Para recordar, uma dilacerante versão do standard Little girl blue, um original de 1935 de Rodgers & Hart, aqui ao vivo no programa de TV de Tom Jones.


Janis Joplin, Little girl blue (1969) 

domingo, 29 de novembro de 2015

ABC   ALL OF MY HEART

De The Lexicon of Love, o impecavelmente interpretado e embrulhado álbum de estreia dos ABC, em 1982, sai All of my heart, uma minissinfonia de crescendos de cordas, pianos embevecidos, picos de emoção seguidos de silêncios abruptos, um longo e excelente final apenas instrumental, e uma letra de seda fina retirada do vocalista Martin Fry como se fosse um libretista de ópera italiana. Um pedaço de pastelaria barroca em forma de canção. Saboreemos. E.M.  

ABC, All of my heart (1982) 


Add and subtract but as a matter of fact
Now that you're gone I still want you back.
(...)
Spilling up in silk and coffee lace, 
You hook me up a rendezvous at your place, 
Your lipstick and your lipgloss seals my fate.

sexta-feira, 27 de novembro de 2015

NUNCA HAVERÁ PACHORRA PARA...

David Fonseca

Se algum dia fosse director de uma estação de rádio, daria liberdade aos meus colaboradores na escolha dos artistas e temas para passar. Sem restrições. Sem listas negras. Excepto... David Fonseca. Condenado por crimes contra a cultura nacional e contra a música em geral, não teria acesso às ondas hertzianas e digitais.

Ó céus, por onde começar? Antes de mais, por o seu talento e as suas capacidades artísticas serem inversamente proporcionais ao que ele pensa de si. 
Depois, vamos por partes:
. A sua voz é fraca, desafina, não tem alma.
. As suas letras são de pé quebrado, o seu inglês, quando não apresenta erros rasteiros, é soluçante e macarrónico.
. As suas capacidades de compositor mantêm-se inalteradas desde os tempos dos Silence 4 (cujo sucesso é para mim um dos grandes mistérios dos anos 90. Só a lembrança das desarmonias vocais entre Fonseca e a outra vocalista, Sofia, me causa arrepios).
. Fotógrafo, videógrafo? É melhor nem sequer entrarmos por aí.
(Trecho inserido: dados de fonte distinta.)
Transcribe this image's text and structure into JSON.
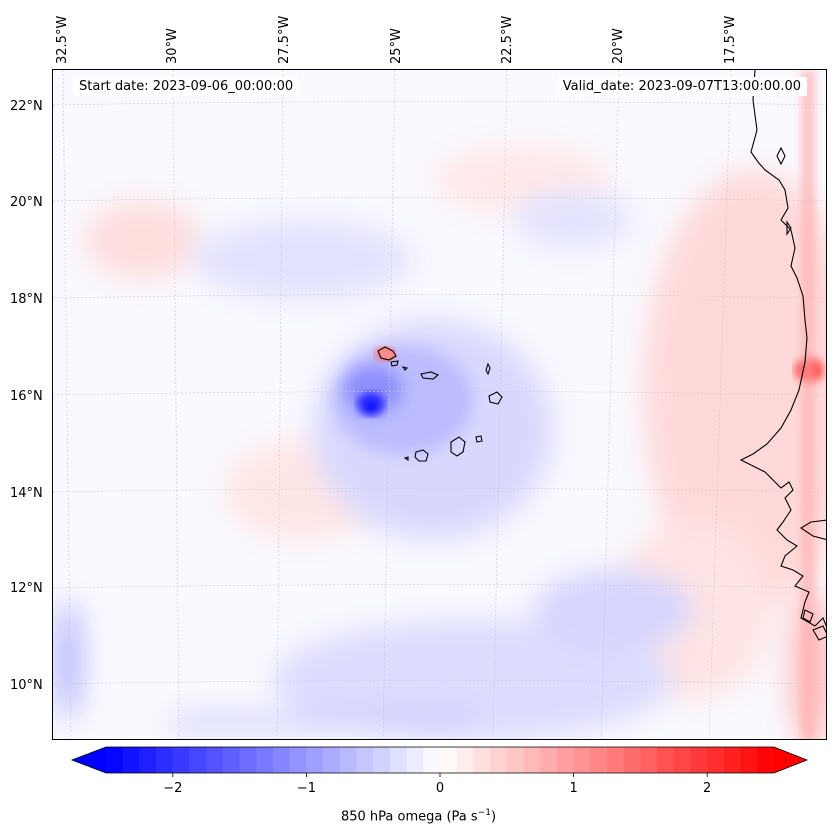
{
  "map": {
    "start_date": "Start date: 2023-09-06_00:00:00",
    "valid_date": "Valid_date: 2023-09-07T13:00:00.00",
    "longitude_labels": [
      "32.5°W",
      "30°W",
      "27.5°W",
      "25°W",
      "22.5°W",
      "20°W",
      "17.5°W"
    ],
    "latitude_labels": [
      "22°N",
      "20°N",
      "18°N",
      "16°N",
      "14°N",
      "12°N",
      "10°N"
    ],
    "extent": {
      "lon_min": -32.6,
      "lon_max": -15.2,
      "lat_min": 8.9,
      "lat_max": 22.8
    },
    "features": [
      {
        "name": "Cabo Verde islands",
        "type": "coastline"
      },
      {
        "name": "West African coast",
        "type": "coastline"
      }
    ],
    "field_extremes": [
      {
        "name": "strong ascent south of Cabo Verde",
        "lon": -25.5,
        "lat": 15.8,
        "omega": -2.4
      },
      {
        "name": "strong descent near Mauritanian coast",
        "lon": -15.4,
        "lat": 16.5,
        "omega": 2.4
      }
    ]
  },
  "colorbar": {
    "label_main": "850 hPa omega (Pa s",
    "label_exp": "−1",
    "label_close": ")",
    "tick_labels": [
      "−2",
      "−1",
      "0",
      "1",
      "2"
    ],
    "tick_values": [
      -2,
      -1,
      0,
      1,
      2
    ],
    "range": [
      -2.5,
      2.5
    ],
    "colors": {
      "negative": "#0000ff",
      "neutral": "#ffffff",
      "positive": "#ff0000"
    }
  }
}
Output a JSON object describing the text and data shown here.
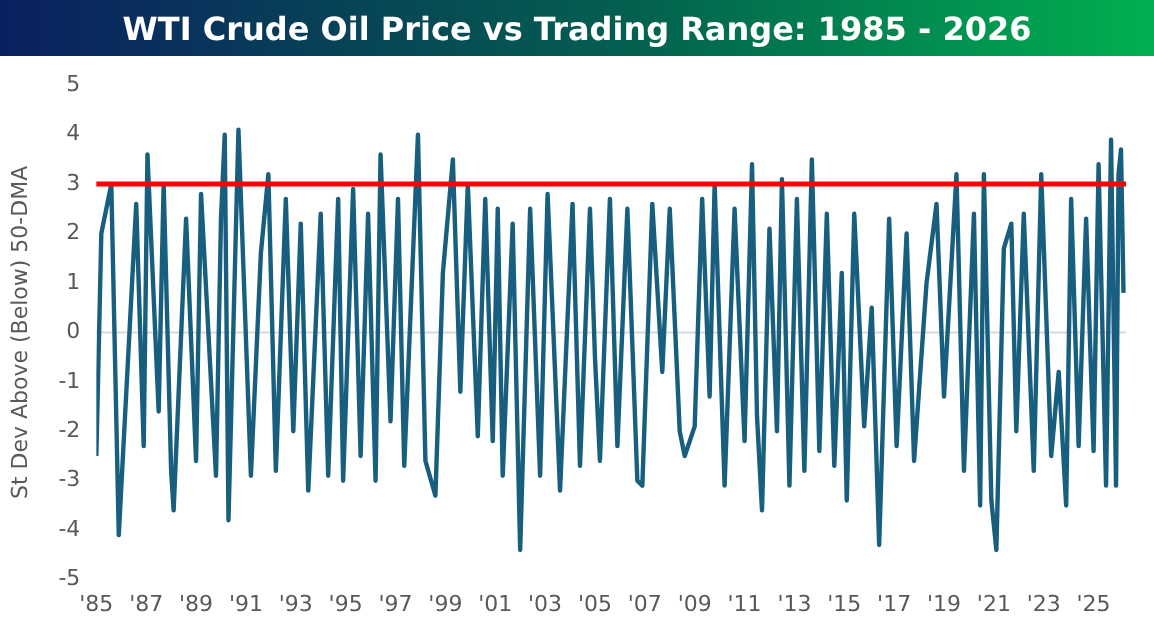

Lembram-se dos Humanos, esse maravilhoso projecto de recuperação arqueológica e modernização de temas que o grande António Variações deixou em esboço? Eram três vocalistas: Manuela Azevedo (dos Clã) e o fadista Camané... e David Fonseca. E a prova do génio de Variações, Azevedo, Camané – e já agora de Nuno Rafael, na produção – é que nem a participação de David Fonseca conseguiu estragar o disco. 

David Fonseca tem novo álbum a solo. O primeiro em português. Chama-se Futuro Eu. Se ao menos se mantivesse no passado dele... E.M. 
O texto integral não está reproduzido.